June 5, 2012
While this may sound like a story out of Nazi Germany, it actually took place in Lakeland, Florida.
Joseph Stoiber was walking in his neighborhood at 2:30am talking to a friend on his cell phone when a Lakeland police officer pulled up and began questioning him.
The officer asked Stoiber to submit to a search, at which point he refused: “And then he said, ‘Can I pat you down?” At that point I said, ‘No, [you] may not.’”
After the refusal the two argued the legality (or illegality) of the patdown.
According to the WFLA news report, next, “things got heated,” (which is another way of saying the officer got heated), and Stoiber was placed in handcuffs.

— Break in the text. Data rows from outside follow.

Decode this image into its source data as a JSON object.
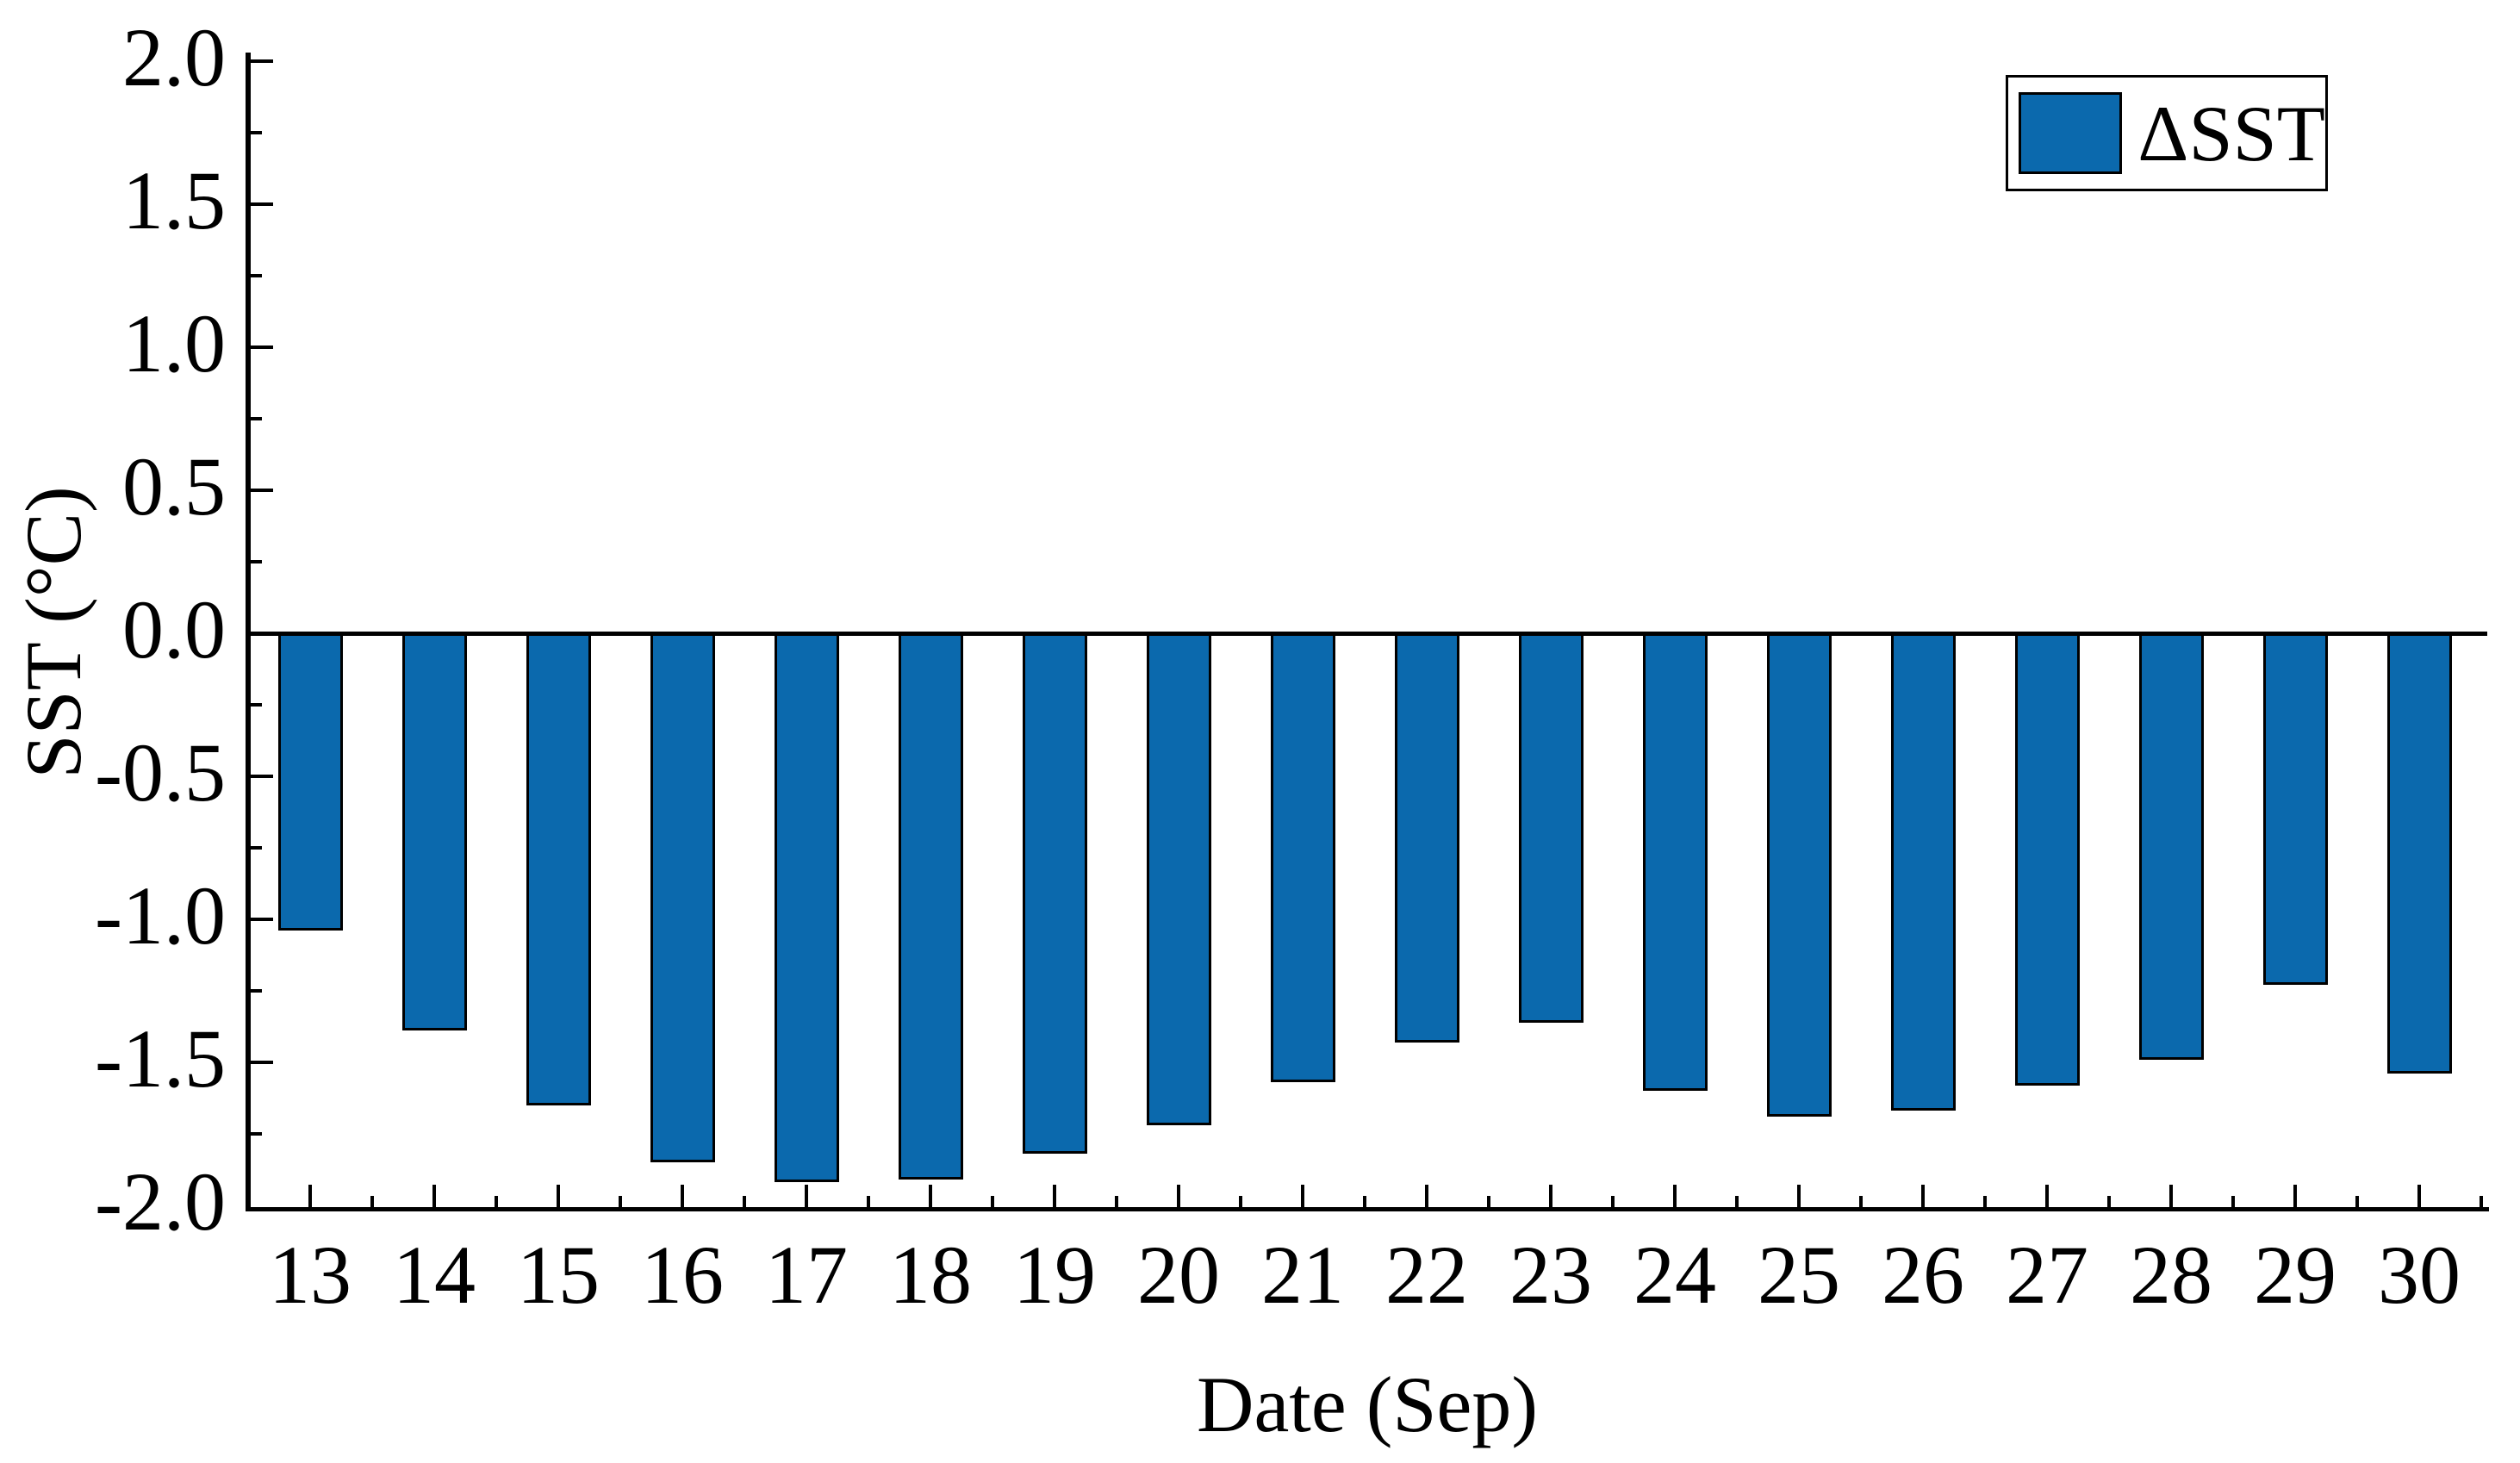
{
  "chart_data": {
    "type": "bar",
    "title": "",
    "xlabel": "Date (Sep)",
    "ylabel": "SST (°C)",
    "categories": [
      "13",
      "14",
      "15",
      "16",
      "17",
      "18",
      "19",
      "20",
      "21",
      "22",
      "23",
      "24",
      "25",
      "26",
      "27",
      "28",
      "29",
      "30"
    ],
    "series": [
      {
        "name": "ΔSST",
        "color": "#0b69ad",
        "values": [
          -1.04,
          -1.39,
          -1.65,
          -1.85,
          -1.92,
          -1.91,
          -1.82,
          -1.72,
          -1.57,
          -1.43,
          -1.36,
          -1.6,
          -1.69,
          -1.67,
          -1.58,
          -1.49,
          -1.23,
          -1.54
        ]
      }
    ],
    "ylim": [
      -2.0,
      2.0
    ],
    "yticks": [
      {
        "v": 2.0,
        "label": "2.0"
      },
      {
        "v": 1.5,
        "label": "1.5"
      },
      {
        "v": 1.0,
        "label": "1.0"
      },
      {
        "v": 0.5,
        "label": "0.5"
      },
      {
        "v": 0.0,
        "label": "0.0"
      },
      {
        "v": -0.5,
        "label": "-0.5"
      },
      {
        "v": -1.0,
        "label": "-1.0"
      },
      {
        "v": -1.5,
        "label": "-1.5"
      },
      {
        "v": -2.0,
        "label": "-2.0"
      }
    ],
    "yminor": [
      1.75,
      1.25,
      0.75,
      0.25,
      -0.25,
      -0.75,
      -1.25,
      -1.75
    ],
    "baseline": 0,
    "grid": false,
    "legend": {
      "position": "top-right",
      "entries": [
        "ΔSST"
      ]
    }
  },
  "colors": {
    "bar": "#0b69ad",
    "axis": "#000000",
    "text": "#000000",
    "background": "#ffffff"
  }
}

As those that have experienced similar run-ins with the law can attest, it is this sheer act of defiance and denial of search that gets police worked up. After being refused, most look for any reason to feed their power trip egos and haul you off to jail.
While Stoiber had done nothing wrong (but refuse a patdown), he had been chewing snuff tobacco and decided to spit.
At this point, the officer was likely relieved that his detainment would be justified. He placed Stoiber under arrest for the non-violent crime of spitting on a sidewalk.
The law under which police took Stoiber into custody was Ordinance 70-8, a Lakeland law stating “that it shall be unlawful for any person to spit, expectorate or deposit any sputum, saliva or mucous upon any sidewalk.”
The officer argued that he requested a search because he noticed a bulge in Stoiber’s pants and asked what he was doing in the area, but that Stoiber’s explanation didn’t sound reasonable.
In the news report, the USF college student is heard explaining that he’s an insomniac and likes staying up later.
Unfortunately, unlawful searches in the “land of the free” are a growing trend. Cops believe they have the authority to strip us of our Fourth Amendment rights whenever they feel so inclined. This, however, is a vicious violation of our Fourth Amendment. Kurt Nimmo writes:
“Probable cause under the Fourth Amendment is in effect when a person is detained or arrested and is not free to leave. Police can only detain a person when facts are sufficient to warrant an arrest or seizure of an individual.
In Gerstein v. Pugh, the court found that judicial determination of probable cause is required following an arrest. Evidence of crime and that an individual was involved in a crime is required.
A person arrested without probable cause may sue the government and the police. [emphasis added]
So what’s it going to be America?
Are you going to allow imposed curfews by roving patrols questioning anyone walking about? Will you continue to submit to unlawful searches?
Or, will you let the cops know that we know our rights and are ready to defend them?